Reconheceu o microcosmo perante o macrocosmo. Admitiu a existência da Archeus , força inata, vital e oculta situada no estômago. A vida do homem é inseparável da do universo. O limus terrae, da qual se origina o corpo, não é original, mas representado por extratos de substâncias já presentes em seres previamente criados. Nele encontramos o sal, o enxofre, o mercúrio. E é a separação desses elementos que acarretaria as doenças, ocorrendo por falha da Archeus.
Na própria quimioterapia utilizou certa metodologia mística, indicando drogas com forma e coloração comparáveis às dos órgãos aos quais se destinavam. Assim, por exemplo, o ouro, já relacionado pela alquimia, ao coração e a pulmonaria aos processos respiratórios. Em ocorrência comparável, a pele do lagarto foi indicada no tratamento de tumores malignos.
Em diferentes publicações está presente essa visão universal. E no Paramirum encontramos seus curiosos conceitos, desde os primórdios.

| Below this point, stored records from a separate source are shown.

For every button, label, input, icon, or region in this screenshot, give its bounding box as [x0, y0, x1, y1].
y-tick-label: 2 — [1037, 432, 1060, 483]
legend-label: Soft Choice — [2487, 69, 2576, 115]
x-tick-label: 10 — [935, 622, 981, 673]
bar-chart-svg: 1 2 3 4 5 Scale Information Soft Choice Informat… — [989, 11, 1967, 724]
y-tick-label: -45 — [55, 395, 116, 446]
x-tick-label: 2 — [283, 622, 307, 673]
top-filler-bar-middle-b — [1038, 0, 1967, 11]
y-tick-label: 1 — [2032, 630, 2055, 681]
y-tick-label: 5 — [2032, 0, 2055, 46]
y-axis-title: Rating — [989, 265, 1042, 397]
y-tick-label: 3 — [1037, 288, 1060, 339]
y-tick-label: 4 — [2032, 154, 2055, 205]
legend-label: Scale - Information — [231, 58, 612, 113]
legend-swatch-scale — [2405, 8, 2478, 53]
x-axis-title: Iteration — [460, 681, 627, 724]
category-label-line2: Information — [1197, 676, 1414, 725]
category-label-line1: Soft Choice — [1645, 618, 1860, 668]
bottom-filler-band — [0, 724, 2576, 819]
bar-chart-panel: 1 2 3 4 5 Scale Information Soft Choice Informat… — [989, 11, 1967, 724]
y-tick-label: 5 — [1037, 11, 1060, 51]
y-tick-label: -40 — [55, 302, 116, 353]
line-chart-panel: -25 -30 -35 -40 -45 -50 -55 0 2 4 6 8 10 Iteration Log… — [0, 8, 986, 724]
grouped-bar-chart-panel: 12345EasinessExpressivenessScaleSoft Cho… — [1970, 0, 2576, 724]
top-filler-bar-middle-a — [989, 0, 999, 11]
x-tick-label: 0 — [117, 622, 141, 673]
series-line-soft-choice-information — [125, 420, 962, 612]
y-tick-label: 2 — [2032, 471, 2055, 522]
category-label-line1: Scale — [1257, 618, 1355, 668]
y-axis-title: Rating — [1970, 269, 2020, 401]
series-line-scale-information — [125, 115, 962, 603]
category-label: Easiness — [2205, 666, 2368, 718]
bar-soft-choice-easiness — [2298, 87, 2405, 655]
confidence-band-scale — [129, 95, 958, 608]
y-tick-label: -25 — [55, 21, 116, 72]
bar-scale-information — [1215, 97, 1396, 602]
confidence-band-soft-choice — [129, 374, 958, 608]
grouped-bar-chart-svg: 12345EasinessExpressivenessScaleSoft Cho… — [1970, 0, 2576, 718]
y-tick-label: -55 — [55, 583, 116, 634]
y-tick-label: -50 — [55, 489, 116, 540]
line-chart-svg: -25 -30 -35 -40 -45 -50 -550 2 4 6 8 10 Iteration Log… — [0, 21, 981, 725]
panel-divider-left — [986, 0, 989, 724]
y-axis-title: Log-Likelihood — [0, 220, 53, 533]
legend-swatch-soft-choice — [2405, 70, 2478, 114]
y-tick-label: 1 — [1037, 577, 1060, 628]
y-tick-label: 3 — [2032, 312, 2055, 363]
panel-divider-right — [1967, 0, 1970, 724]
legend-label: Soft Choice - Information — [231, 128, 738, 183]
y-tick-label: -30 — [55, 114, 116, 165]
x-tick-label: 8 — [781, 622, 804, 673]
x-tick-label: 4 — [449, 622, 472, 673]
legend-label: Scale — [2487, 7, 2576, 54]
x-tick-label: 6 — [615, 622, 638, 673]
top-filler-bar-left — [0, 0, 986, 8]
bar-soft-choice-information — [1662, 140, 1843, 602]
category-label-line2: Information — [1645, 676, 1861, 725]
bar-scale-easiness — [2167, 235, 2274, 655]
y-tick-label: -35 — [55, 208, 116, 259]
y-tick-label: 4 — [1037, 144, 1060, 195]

Creio que Castiglione, em sua História da Medicina é um dos que, com justeza, expõe a síntese de sua doutrina. Para ele, “a natureza constitui o macrocosmo, cujo maior desenvolvimento é representado pelo homem, que, formado pelos mesmos materiais e sujeito às mesmas leis, repete, em si próprio, todos os fenômenos da natureza e está submetido a todas as influências cósmicas e telúricas que regulam o universo” O microcosmo e o macrocosmo encontram-se em relações “constantes e recíprocas” Por isso, Paracelso denominou o macrocosmo como “o homem exterior”. Ressalta ainda o historiador a sua crença de que o sal, o enxofre e o mercúrio são componentes de metais e também de toda a matéria viva. E eles devem ser avaliados simbolicamente: sal, o componente sólido, indestrutível pelo fogo; mercúrio, o fluido, vaporizado mas não modificado pelo fogo; enxofre, alterado e destruído pelo fogo.
e) Por fim, admitia também dados fornecidos pela astrologia, pela cabala, por iniciativas mágicas, por sociedades secretas, sendo, mesmo, freqüentador crente dessas instituições.
AVALIAÇÃO FINAL – Esta breve exposição de seus princípios nos revela a existência de um espírito místico, não estranho no mundo da época, mas também ¾ e principalmente ¾ a de personalidade atuante, com observações e proposições que esclareceram e orientaram apesar de influência limitadora do ambiente.
Em julgamento imparcial dos acontecimentos reconheço a expressividade da atuação de Paracelso em três setores: nas qualidades exigidas aos clínicos, no reconhecimento de diversas entidades e, particularmente, na utilização da iatro-química, que fez a química avançar, após séculos de relativa estagnação.
A primeira atividade, em senso estrito, nada apresenta de original, mas sua persistência, como é óbvio, representou norma de grande significação prática. A segunda é reveladora de sua mente, sempre alerta, em observações atentas de ocorrências mórbidas, não cogitadas na época. E a terceira exterioriza um comportamento fecundo e quase excepcional mesmo na aurora da Renascença. Ele, em verdade, ergueu a química acima de uma situação quase humilde, manipulada particularmente por alquimistas, muitos dos quais de valor, mas quase sempre envolvidos em atividades subalternas, como únicos “especialistas” em trabalho. Ele a trouxe para a esfera de mentes capacitadas, responsáveis por seu progresso, seja como ciência básica, seja como fundamento para utilização prática, em terapêutica.
Essas ocorrências exigem de nossa mente não apenas curiosidade e diversão por sua personalidade rebelde e invulgar, como ocorre ainda hoje, mas também consideração e respeito pelo que realizou, no menosprezo a atitudes obsoletas e na inauguração de novos caminhos. De certa forma, estabeleceu uma etapa na História da Medicina e, com justiça, essa fase não deve ser esquecida.